Plack::Middleware::EasyHooks - Writing PSGI Middleware using simple hooks

SYNOPSIS

 package Plack::Middleware::MyAccessLog;

 use parent qw(Plack::Middleware::EasyHooks);

 sub before {
     my ($self, $env) = @_;

     $env->{MyAccessLog} = {
         start_time    => time(),
         response_size => 0,
     };
 }

 sub filter {
     my ($self, $env, $chunk) = @_;

     $env->{MyAccessLog]->{response_size} += length $chunk;

     return $chunk;
 }

 sub finalize {
     my ($self, $env) = shift;

     my $time = time() - $env->{MyAccessLog}->{start_time};
     my $size = $env->{MyAccessLog}->{response_size};

     warn "Request took $time seconds and sent $size bytes";
 }

 1;

Or as an inline middleware

use Plack::Builder;

my $app = ...; 

builder {
    enable 'Plack::Middleware::EasyHooks', 
        before    => sub { $_[0]->{start_time} = time(); },
        finalize  => sub {
            my $time = time() - $_[0]->{start};
            warn "Request took $time seconds";
        };

    $app;
}

DESCRIPTION

Plack::Middleware::EasyHooks takes care of the complexities handling streaming in PSGI middleware.

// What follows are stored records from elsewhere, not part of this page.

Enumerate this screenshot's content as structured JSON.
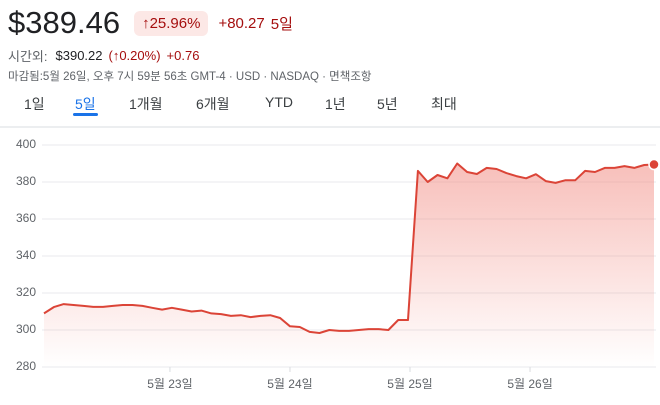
{
  "header": {
    "price": "$389.46",
    "change_pct": "↑25.96%",
    "change_abs": "+80.27",
    "period": "5일",
    "after_hours_label": "시간외:",
    "after_hours_price": "$390.22",
    "after_hours_pct": "(↑0.20%)",
    "after_hours_change": "+0.76",
    "status": "마감됨:5월 26일, 오후 7시 59분 56초 GMT-4 · USD · NASDAQ · 면책조항"
  },
  "tabs": {
    "items": [
      "1일",
      "5일",
      "1개월",
      "6개월",
      "YTD",
      "1년",
      "5년",
      "최대"
    ],
    "selected": 1
  },
  "chart_data": {
    "type": "line",
    "color": "#db4437",
    "grid": true,
    "ylim": [
      280,
      400
    ],
    "yticks": [
      280,
      300,
      320,
      340,
      360,
      380,
      400
    ],
    "xlim": [
      0,
      62
    ],
    "xticks": [
      {
        "value": 12.8,
        "label": "5월 23일"
      },
      {
        "value": 25,
        "label": "5월 24일"
      },
      {
        "value": 37.2,
        "label": "5월 25일"
      },
      {
        "value": 49.4,
        "label": "5월 26일"
      }
    ],
    "values": [
      309,
      312.4,
      314,
      313.5,
      313,
      312.5,
      312.5,
      313,
      313.5,
      313.5,
      313,
      312,
      311,
      312,
      311,
      310,
      310.5,
      309,
      308.6,
      307.6,
      308,
      307,
      307.6,
      308,
      306.5,
      302,
      301.6,
      299,
      298.4,
      300,
      299.5,
      299.5,
      300,
      300.5,
      300.5,
      300,
      305.4,
      305.4,
      386,
      380,
      383.8,
      382,
      390,
      385.4,
      384.3,
      387.6,
      387,
      384.8,
      383.2,
      382,
      384.2,
      380.5,
      379.5,
      381,
      381,
      386,
      385.4,
      387.6,
      387.6,
      388.6,
      387.6,
      389.2,
      389.46
    ]
  }
}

Just provide hooks to be called before, during and after the wrapped PSGI application.

The hooks are called in the following order (much simplified):

before();
$app->();
after();

filter($_) for @body;
tail($env);

finalize();

SUPPORTED HOOKS

The following methods are available for hooking into the request handling

before( $env )

This method is called before processing the wrapped PSGI application. It receives the PSGI $env hash ref as argument.

The return value is ignored.

after( $env, $res )

This method is called when the app starts to respond. It receives the PSGI $env and a array ref containing the status code and headers as arguments.

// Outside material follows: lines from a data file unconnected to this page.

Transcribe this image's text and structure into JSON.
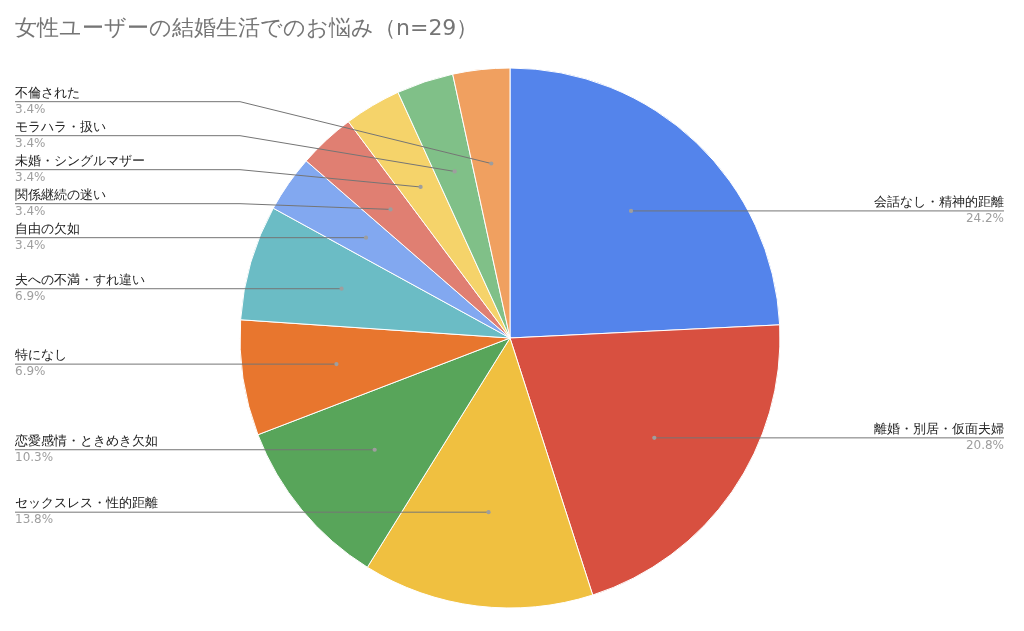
{
  "chart_data": {
    "type": "pie",
    "title": "女性ユーザーの結婚生活でのお悩み（n=29）",
    "categories": [
      "会話なし・精神的距離",
      "離婚・別居・仮面夫婦",
      "セックスレス・性的距離",
      "恋愛感情・ときめき欠如",
      "特になし",
      "夫への不満・すれ違い",
      "自由の欠如",
      "関係継続の迷い",
      "未婚・シングルマザー",
      "モラハラ・扱い",
      "不倫された"
    ],
    "values": [
      24.2,
      20.8,
      13.8,
      10.3,
      6.9,
      6.9,
      3.4,
      3.4,
      3.4,
      3.4,
      3.4
    ],
    "value_labels": [
      "24.2%",
      "20.8%",
      "13.8%",
      "10.3%",
      "6.9%",
      "6.9%",
      "3.4%",
      "3.4%",
      "3.4%",
      "3.4%",
      "3.4%"
    ],
    "colors": [
      "#5484eb",
      "#d85040",
      "#f0c040",
      "#58a55a",
      "#e8762e",
      "#6bbcc5",
      "#82a8f0",
      "#e07f72",
      "#f5d36a",
      "#80c088",
      "#f0a060"
    ],
    "legend": false
  }
}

The middleware can override the status code and headers either by updating the elements of this array ref or by returning a array ref with the new status code and headers.

filter ( $env, $chunk )

This method allows you to filter the content of the response. It is called on each chunk of the response.

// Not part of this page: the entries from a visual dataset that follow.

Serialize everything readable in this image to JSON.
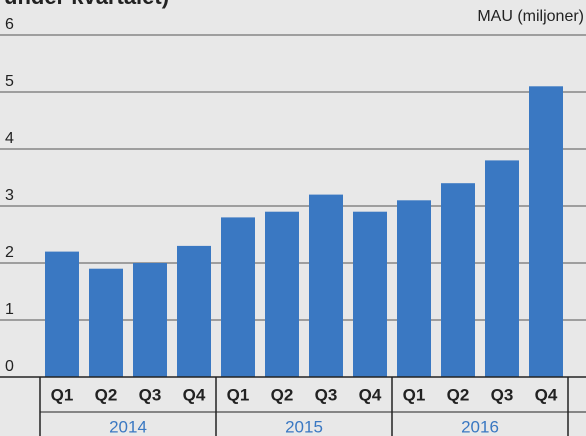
{
  "chart_data": {
    "type": "bar",
    "title": "under kvartalet)",
    "y_axis_label": "MAU (miljoner)",
    "categories": [
      "Q1",
      "Q2",
      "Q3",
      "Q4",
      "Q1",
      "Q2",
      "Q3",
      "Q4",
      "Q1",
      "Q2",
      "Q3",
      "Q4"
    ],
    "groups": [
      "2014",
      "2015",
      "2016"
    ],
    "values": [
      2.2,
      1.9,
      2.0,
      2.3,
      2.8,
      2.9,
      3.2,
      2.9,
      3.1,
      3.4,
      3.8,
      5.1
    ],
    "color": "#3a78c2",
    "ylim": [
      0,
      6
    ],
    "yticks": [
      0,
      1,
      2,
      3,
      4,
      5,
      6
    ],
    "grid": true
  }
}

The return value is passed to the next level. If the return value is undef proccessing of the request is stopped.

tail( $env );

This methods allows you to add some additional content at the end of the body.

finalize( $env )

This method is called after the request has been processed.

BUGS

Unless your PSGI server supports cleanup handles, the finalize() method might be calles before the final chunk is successfully sent to the client.

AUTHOR

Peter Makholm <peter@makholm.net>

COPYRIGHT AND LICENSE

Copyright (C) 2012 by Peter Makholm.

This program is free software; you can redistribute it and/or modify it under the same terms as Perl itself.